Interpretive Summary: Cashew nuts are a common cause of food allergy and reactions to cashew nuts can be severe. Cooking can alter the properties of food allergens and reduce or enhance their ability to cause allergic reactions. Cashew nuts have three identified allergens including Ana o 1, Ana o 2, and Ana o 3. We show that heating cashew nuts can alter the solubility of cashew nut allergens, in particular the Ana o 3 allergen. Heating cashew nuts can increase the relative proportion of Ana o 3 released in soluble cashew nut extracts. We also identify for the first time a specific amino acid in the Ana o 3 cashew allergen that can be modified during heating. Mass-spectrometric analysis identified two independent modifications on the Arginine-111 residue of Ana o 3 from roasted but not raw cashew nut extracts. This residue lies within a previously mapped IgE epitope, but we do not see any change in IgE binding using six independent sera from cashew allergic patients. Our analysis also indicated that Ana o 3 purified from raw and roasted cashew nuts had similar structure and particle size. The stability of Ana o 3 purified from raw and roasted cashew nuts to trypsin digestion was also similar. Continued research on this Ana o 3 modification and similar in situ heating-induced allergen modifications, combined with clinical testing, will clarify the role of thermal processing in food allergy.

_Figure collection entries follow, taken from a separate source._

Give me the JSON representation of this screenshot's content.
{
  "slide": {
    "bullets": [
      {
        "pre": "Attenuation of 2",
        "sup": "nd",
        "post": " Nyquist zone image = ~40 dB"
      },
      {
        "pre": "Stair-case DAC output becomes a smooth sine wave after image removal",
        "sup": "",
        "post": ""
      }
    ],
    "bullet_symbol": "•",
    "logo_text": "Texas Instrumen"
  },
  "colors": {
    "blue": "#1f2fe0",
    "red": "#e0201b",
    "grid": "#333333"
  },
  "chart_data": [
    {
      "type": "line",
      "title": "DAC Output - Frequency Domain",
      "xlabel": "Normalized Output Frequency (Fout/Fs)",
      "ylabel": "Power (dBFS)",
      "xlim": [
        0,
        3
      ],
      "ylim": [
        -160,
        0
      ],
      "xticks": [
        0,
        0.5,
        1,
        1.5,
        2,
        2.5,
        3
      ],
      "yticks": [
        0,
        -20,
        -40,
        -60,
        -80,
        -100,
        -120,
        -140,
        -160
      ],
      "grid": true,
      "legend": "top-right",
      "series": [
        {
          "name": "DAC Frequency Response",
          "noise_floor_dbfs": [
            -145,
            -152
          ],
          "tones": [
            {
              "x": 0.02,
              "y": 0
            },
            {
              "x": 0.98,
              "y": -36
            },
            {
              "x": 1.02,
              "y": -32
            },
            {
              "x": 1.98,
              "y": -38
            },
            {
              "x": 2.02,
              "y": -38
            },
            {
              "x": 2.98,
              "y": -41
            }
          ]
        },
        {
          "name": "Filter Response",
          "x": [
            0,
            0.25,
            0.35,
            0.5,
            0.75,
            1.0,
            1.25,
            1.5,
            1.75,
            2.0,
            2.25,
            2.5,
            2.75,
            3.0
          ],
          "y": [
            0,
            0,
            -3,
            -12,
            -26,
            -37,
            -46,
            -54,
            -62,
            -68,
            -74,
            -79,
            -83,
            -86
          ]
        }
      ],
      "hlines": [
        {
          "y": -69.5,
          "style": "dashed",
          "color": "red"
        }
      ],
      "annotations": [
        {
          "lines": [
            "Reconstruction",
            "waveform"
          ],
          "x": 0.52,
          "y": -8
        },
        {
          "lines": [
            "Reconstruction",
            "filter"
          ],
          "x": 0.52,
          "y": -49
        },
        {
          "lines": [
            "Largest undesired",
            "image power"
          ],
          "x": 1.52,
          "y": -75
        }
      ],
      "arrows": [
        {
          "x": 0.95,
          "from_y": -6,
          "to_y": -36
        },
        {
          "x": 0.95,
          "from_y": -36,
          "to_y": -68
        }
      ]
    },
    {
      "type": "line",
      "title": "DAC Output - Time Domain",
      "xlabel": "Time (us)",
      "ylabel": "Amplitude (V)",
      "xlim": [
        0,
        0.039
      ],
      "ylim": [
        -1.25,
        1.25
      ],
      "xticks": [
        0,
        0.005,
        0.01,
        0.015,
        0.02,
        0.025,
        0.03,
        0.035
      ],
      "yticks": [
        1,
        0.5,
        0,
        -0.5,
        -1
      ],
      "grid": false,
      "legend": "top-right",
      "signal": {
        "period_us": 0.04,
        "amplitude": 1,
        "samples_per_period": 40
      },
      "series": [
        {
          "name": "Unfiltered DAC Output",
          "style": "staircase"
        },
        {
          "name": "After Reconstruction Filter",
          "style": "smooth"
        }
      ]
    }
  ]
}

Technical Abstract: Cashew nuts are a common cause of food allergy and reactions to cashew nuts can be severe. Thermal processing can alter the properties of food allergens including their structure, solubility, and cause non-enzymatic reactions between reactive sugar carbonyl groups and amino groups within proteins. We show that heating cashew nuts can alter the solubility of seed storage proteins that have been shown to cause allergy to cashew nuts, and identify and characterize heating induced modifications in the Ana o 3 cashew allergen. Mass-spectrometric analysis of raw and roasted cashew nut extracts identified two independent modifications on the Arginine-111 residue of Ana o 3 from roasted but not raw cashew nuts. The mass changes we observed are consistent with formation of carboxyethyl and hydroimidazolone modifications at the Arginine-111 residue, and we observed these same modifications in Ana o 3 purified from roasted cashew nuts. Circular dichroism indicated that Ana o 3 purified from raw and roasted cashew nuts had similar secondary structure, and dynamic light scattering analysis indicated there was no observable difference in Ana o 3 particle size. The stability of Ana o 3 purified from raw and roasted cashew nuts to in vitro trypsin digestion was similar. We did not observe differences in IgE binding to Ana o 3 by ELISA among a cohort of cashew allergic patient sera demonstrated to recognize Ana o 3 by immunoblot. We have identified for the first time a heating-induced modification formed in situ on the cashew nut allergen Ana o 3. Continued research on similar in situ heating-induced allergen modifications, combined with clinical testing, will clarify the role of thermal processing in food allergy.